The metric created by Value-Added Research Center, a nonprofit housed at the University of Wisconsin's education department, is a new kind of report card that attempts to gauge how much of students' growth on tests is attributable to the teacher.
For the first time this year, teachers in Rhode Island and Florida will see their evaluations linked to the complex metric. Louisiana and New Jersey will pilot the formulas this year and roll them out next school year. At least a dozen other states and school districts will spend the year finalizing their teacher-rating formulas.
"We have to deliver quality and speed, because [schools] need the data now," said Rob Meyer, the bowtie-wearing economist who runs the Value-Added Research Center, known as VARC, and calls his statistical model a "well-crafted recipe."
VARC is one of at least eight entities developing such models.
Supporters say the new measuring sticks could improve U.S. educational performance by holding teachers accountable for students' progress. Teachers unions and other critics say the tests' measurements are narrow and that the teachers' scores jump around too much, casting doubt on the validity of the formulas.
Janice Poda, strategic-initiatives director for the Council of Chief State School Officers, said education officials are trying to make sense of the complicated models. "States have to trust the vendor is designing a system that is fair and, right now, a lot of the state officials simply don't have the information they need," she said.
Bill Sanders, who developed the nation's first model to measure teachers' effect on student test scores, advises caution. "People smell the money and there are lots of people rushing out with unsophisticated formulas," said Mr. Sanders, who works as a senior researcher at software firm SAS Institute Inc., which competes with VARC for contracts.
In general, the models use a student's score on, say, a fourth-grade math test to predict how she or he would perform on the fifth-grade test. Some groups, such as VARC, adjust those raw test scores to control for students' outside factors, such as income or race.
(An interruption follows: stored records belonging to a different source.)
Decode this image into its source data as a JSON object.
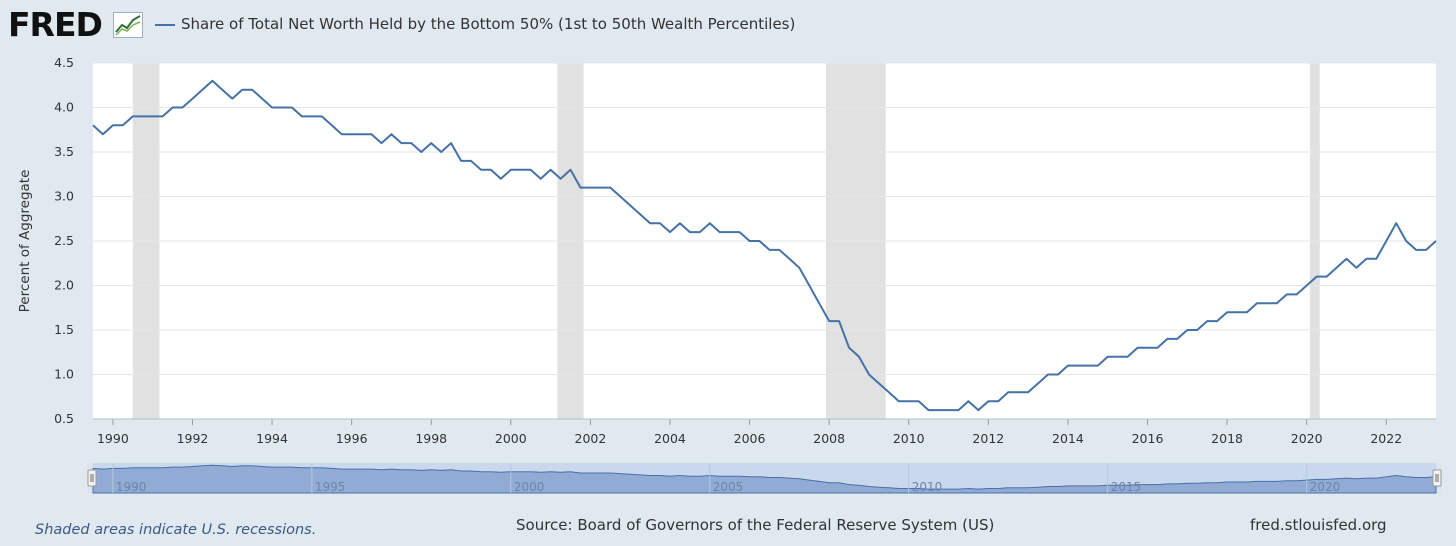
{
  "header": {
    "logo_text": "FRED",
    "logo_icon": "trend-chart-icon",
    "series_title": "Share of Total Net Worth Held by the Bottom 50% (1st to 50th Wealth Percentiles)"
  },
  "footer": {
    "note": "Shaded areas indicate U.S. recessions.",
    "source": "Source: Board of Governors of the Federal Reserve System (US)",
    "url": "fred.stlouisfed.org"
  },
  "colors": {
    "line": "#4572a7",
    "recession": "#e1e1e1",
    "background": "#e1e9f0",
    "plot_bg": "#ffffff",
    "navigator_fill": "#7f9ccc"
  },
  "chart_data": {
    "type": "line",
    "title": "Share of Total Net Worth Held by the Bottom 50% (1st to 50th Wealth Percentiles)",
    "ylabel": "Percent of Aggregate",
    "xlabel": "",
    "xlim": [
      1989.5,
      2023.25
    ],
    "ylim": [
      0.5,
      4.5
    ],
    "grid": true,
    "legend_position": "top-left",
    "xticks": [
      "1990",
      "1992",
      "1994",
      "1996",
      "1998",
      "2000",
      "2002",
      "2004",
      "2006",
      "2008",
      "2010",
      "2012",
      "2014",
      "2016",
      "2018",
      "2020",
      "2022"
    ],
    "yticks": [
      "0.5",
      "1.0",
      "1.5",
      "2.0",
      "2.5",
      "3.0",
      "3.5",
      "4.0",
      "4.5"
    ],
    "navigator_ticks": [
      "1990",
      "1995",
      "2000",
      "2005",
      "2010",
      "2015",
      "2020"
    ],
    "recessions": [
      [
        1990.5,
        1991.17
      ],
      [
        2001.17,
        2001.83
      ],
      [
        2007.92,
        2009.42
      ],
      [
        2020.08,
        2020.33
      ]
    ],
    "series": [
      {
        "name": "Share of Total Net Worth Held by the Bottom 50% (1st to 50th Wealth Percentiles)",
        "x": [
          1989.5,
          1989.75,
          1990,
          1990.25,
          1990.5,
          1990.75,
          1991,
          1991.25,
          1991.5,
          1991.75,
          1992,
          1992.25,
          1992.5,
          1992.75,
          1993,
          1993.25,
          1993.5,
          1993.75,
          1994,
          1994.25,
          1994.5,
          1994.75,
          1995,
          1995.25,
          1995.5,
          1995.75,
          1996,
          1996.25,
          1996.5,
          1996.75,
          1997,
          1997.25,
          1997.5,
          1997.75,
          1998,
          1998.25,
          1998.5,
          1998.75,
          1999,
          1999.25,
          1999.5,
          1999.75,
          2000,
          2000.25,
          2000.5,
          2000.75,
          2001,
          2001.25,
          2001.5,
          2001.75,
          2002,
          2002.25,
          2002.5,
          2002.75,
          2003,
          2003.25,
          2003.5,
          2003.75,
          2004,
          2004.25,
          2004.5,
          2004.75,
          2005,
          2005.25,
          2005.5,
          2005.75,
          2006,
          2006.25,
          2006.5,
          2006.75,
          2007,
          2007.25,
          2007.5,
          2007.75,
          2008,
          2008.25,
          2008.5,
          2008.75,
          2009,
          2009.25,
          2009.5,
          2009.75,
          2010,
          2010.25,
          2010.5,
          2010.75,
          2011,
          2011.25,
          2011.5,
          2011.75,
          2012,
          2012.25,
          2012.5,
          2012.75,
          2013,
          2013.25,
          2013.5,
          2013.75,
          2014,
          2014.25,
          2014.5,
          2014.75,
          2015,
          2015.25,
          2015.5,
          2015.75,
          2016,
          2016.25,
          2016.5,
          2016.75,
          2017,
          2017.25,
          2017.5,
          2017.75,
          2018,
          2018.25,
          2018.5,
          2018.75,
          2019,
          2019.25,
          2019.5,
          2019.75,
          2020,
          2020.25,
          2020.5,
          2020.75,
          2021,
          2021.25,
          2021.5,
          2021.75,
          2022,
          2022.25,
          2022.5,
          2022.75,
          2023,
          2023.25
        ],
        "y": [
          3.8,
          3.7,
          3.8,
          3.8,
          3.9,
          3.9,
          3.9,
          3.9,
          4.0,
          4.0,
          4.1,
          4.2,
          4.3,
          4.2,
          4.1,
          4.2,
          4.2,
          4.1,
          4.0,
          4.0,
          4.0,
          3.9,
          3.9,
          3.9,
          3.8,
          3.7,
          3.7,
          3.7,
          3.7,
          3.6,
          3.7,
          3.6,
          3.6,
          3.5,
          3.6,
          3.5,
          3.6,
          3.4,
          3.4,
          3.3,
          3.3,
          3.2,
          3.3,
          3.3,
          3.3,
          3.2,
          3.3,
          3.2,
          3.3,
          3.1,
          3.1,
          3.1,
          3.1,
          3.0,
          2.9,
          2.8,
          2.7,
          2.7,
          2.6,
          2.7,
          2.6,
          2.6,
          2.7,
          2.6,
          2.6,
          2.6,
          2.5,
          2.5,
          2.4,
          2.4,
          2.3,
          2.2,
          2.0,
          1.8,
          1.6,
          1.6,
          1.3,
          1.2,
          1.0,
          0.9,
          0.8,
          0.7,
          0.7,
          0.7,
          0.6,
          0.6,
          0.6,
          0.6,
          0.7,
          0.6,
          0.7,
          0.7,
          0.8,
          0.8,
          0.8,
          0.9,
          1.0,
          1.0,
          1.1,
          1.1,
          1.1,
          1.1,
          1.2,
          1.2,
          1.2,
          1.3,
          1.3,
          1.3,
          1.4,
          1.4,
          1.5,
          1.5,
          1.6,
          1.6,
          1.7,
          1.7,
          1.7,
          1.8,
          1.8,
          1.8,
          1.9,
          1.9,
          2.0,
          2.1,
          2.1,
          2.2,
          2.3,
          2.2,
          2.3,
          2.3,
          2.5,
          2.7,
          2.5,
          2.4,
          2.4,
          2.5
        ]
      }
    ]
  }
}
The actual fifth-grade score is then compared with the expected score, which then translates into the measure of the teacher's added value.
The teacher's overall effectiveness with every student in the classroom is boiled down to one number to rate them from least effective to most effective.
For states and school districts, deciding which vendor to use is critical. The metrics differ in substantial ways and those distinctions can have a significant influence on whether a teacher is rated superior or subpar.
In August, a New York State Supreme Court judge invalidated a vote by state education officials that would have let districts base 40% of teacher evaluations on state test scores, after the state teachers unions sued saying the law allowed for only 20%. The Los Angeles teachers union has sued to stop the district from launching a pilot program that would grade some teachers using a VARC formula.
Until this year, only a few districts used value-added data. Washington, D.C., used it to fire about 60 teachers; New York City employed it to deny tenure to what it considered underperforming teachers; and Houston relied on it to award bonuses.
Michelle Rhee, who instituted a tough evaluation system when she was schools chancellor in Washington, said she took over a district where many students failed achievement exams, yet virtually every teacher was rated effective.
"While it's not a perfect measure, it was a much fairer, more transparent and consistent way to evaluate teachers," said Ms. Rhee, who now heads StudentsFirst, a nonprofit advocate for education overhauls.
Andy Dewey, an 11th-grade history teacher in Houston, is not a fan. He saw his score bounce from a positive rating in the 2008-09 school year to a negative rating the following year, decreasing his bonus by about $2,300.
"It's a bunch of garbage," said Mr. Dewey, who is executive vice president of a local teachers union. "These tests are designed to measure students, and they are being used to measure teachers. It's absolutely a misuse of the information."
In New York City, value-added data has been used for the last two years by principals only to make teacher tenure decisions. Last year, 3% of teachers did not receive tenure protection based, in part, on that data. A new state law, passed in an effort to compete for Race the Top, requires the data become an official part of every teacher evaluation.
At Frederick Douglass Academy in Harlem, principal Gregory Hodge uses the value-added results to alter instruction, move teachers to new classroom assignments and pair weak students with the highest performing teachers. Mr. Hodge said the data for teachers generally aligns with his classroom observations. "It's confirming what an experienced principal knows," he said.